International students are not “taking seats away” from domestic UK students, stakeholders have reiterated after various media outlets have led with stories suggesting otherwise.
After pressure from right-wing members of parliaments and calls for resetting the government’s investment in UK higher education, the Financial Times and The Telegraph have run articles with headlines about British students ‘missing out’ on places to international counterparts.
The FT suggested that it is becoming “apparent that the big increase in the share of places offered to international students was starting to affect the chances of British children attending the highest-ranked universities”.
The report highlights proportional changes in the numbers of international students at Russell Group, highlighting that more than a quarter of places at English Russell Group universities went to international students last year, up from 16% between 2012-2017.
However, the use of ratios has been questioned by some, who point to absolute numbers.
Imperial College, which the paper notes has increased its share of international students to over 40% over the past seven years, for example increased the number of UK students in 2021/22 to 10,150 from 8,645 in 2014/15.
Founder and director of Education Insight and sector commentator Janet Ilieva reiterated on LinkedIn that international students “do not displace home students”.
Referring to HESA statistics for the 2021/22 academic year, she noted that international student growth was only at the master’s level, which is “area of weak domestic demand, particularly evident at a time of record low unemployment and a high volume of vacancies in the economy, pushing up the opportunity cost of education for home students”.
The figures show that overall international master’s student numbers rose to 526,645 from 482,895 in 2020/21. This is compared to a decline among domestic students across the UK nations from 280,465 in 2020/21 to 259,850 in the following year.

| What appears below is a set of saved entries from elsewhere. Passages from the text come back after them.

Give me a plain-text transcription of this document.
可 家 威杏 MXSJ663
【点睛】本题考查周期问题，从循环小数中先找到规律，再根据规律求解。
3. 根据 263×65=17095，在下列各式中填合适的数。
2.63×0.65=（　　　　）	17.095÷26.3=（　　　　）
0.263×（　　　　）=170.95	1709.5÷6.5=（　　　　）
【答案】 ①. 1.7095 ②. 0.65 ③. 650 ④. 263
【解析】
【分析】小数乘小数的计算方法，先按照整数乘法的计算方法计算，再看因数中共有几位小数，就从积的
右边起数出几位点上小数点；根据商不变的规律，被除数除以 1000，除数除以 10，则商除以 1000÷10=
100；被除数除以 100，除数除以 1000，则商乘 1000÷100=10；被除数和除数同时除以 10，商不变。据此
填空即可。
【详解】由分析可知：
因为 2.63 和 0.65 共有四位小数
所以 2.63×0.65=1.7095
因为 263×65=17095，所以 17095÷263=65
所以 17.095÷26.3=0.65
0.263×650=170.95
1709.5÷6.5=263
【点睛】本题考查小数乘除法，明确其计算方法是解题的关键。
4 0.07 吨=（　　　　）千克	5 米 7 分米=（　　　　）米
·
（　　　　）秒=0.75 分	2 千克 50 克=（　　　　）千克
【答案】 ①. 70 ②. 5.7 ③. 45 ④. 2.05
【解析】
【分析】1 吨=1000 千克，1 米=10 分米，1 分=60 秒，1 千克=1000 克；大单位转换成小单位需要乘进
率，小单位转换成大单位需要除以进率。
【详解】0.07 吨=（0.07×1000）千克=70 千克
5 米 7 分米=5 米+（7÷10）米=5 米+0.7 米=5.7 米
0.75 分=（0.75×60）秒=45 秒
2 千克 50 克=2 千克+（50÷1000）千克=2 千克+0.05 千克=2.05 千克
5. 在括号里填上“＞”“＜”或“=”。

Speaking recently with The PIE, outgoing chair of BUILA and associate pro vice-chancellor (Global Engagement) at the University of Portsmouth, Bobby Mehta, also highlighted the point.
“From an international student perspective, the growth has been in postgrad. It doesn’t compute, because we are talking about undergraduate students here, we are not talking about postgrad. The major growth in the UK from the last number of years has come from the postgrad area, so it’s not stealing at all,” he said.
“The issue here is about domestic student funding.”
There are fears that headlines such as these will be misleading, especially in terms of the value contributions international students make to university finances, research and the UK as a whole.
“The issue here is about domestic student funding”
Recent research found that international students boosted the UK’s economy by £41.9bn in 2021/22, while it is often pointed out that overseas students expand options for domestic students by propping up some of the 30,000 courses available across the country with their tuition fees.
“Over 90% of the full-time student population studying engineering and technology at the master’s level, also business studies, are from outside the UK,” Ilieva noted. “These courses would not be viable if it were not for international students.”
It comes after some UK universities were accused by UK prime minister Rishi Sunak of offering “rip-off” degrees at the expense of the UK taxpayers.
StudyGroup’s James Pitman described the government’s announcement as “pure politics”, while UUK chief executive Vivienne Stern said a “broad understanding” of value in higher education is need.
“Measures of quality and value should certainly not be based on income data alone,” she said.
There are “ways to fix” the perception that there are not enough seats for domestic students, Mehta continued.
“The government has the levers, but they are not doing anything about that, and that is addressing the domestic fee issue. What they are doing is wrongly conflating it with something that is not related.”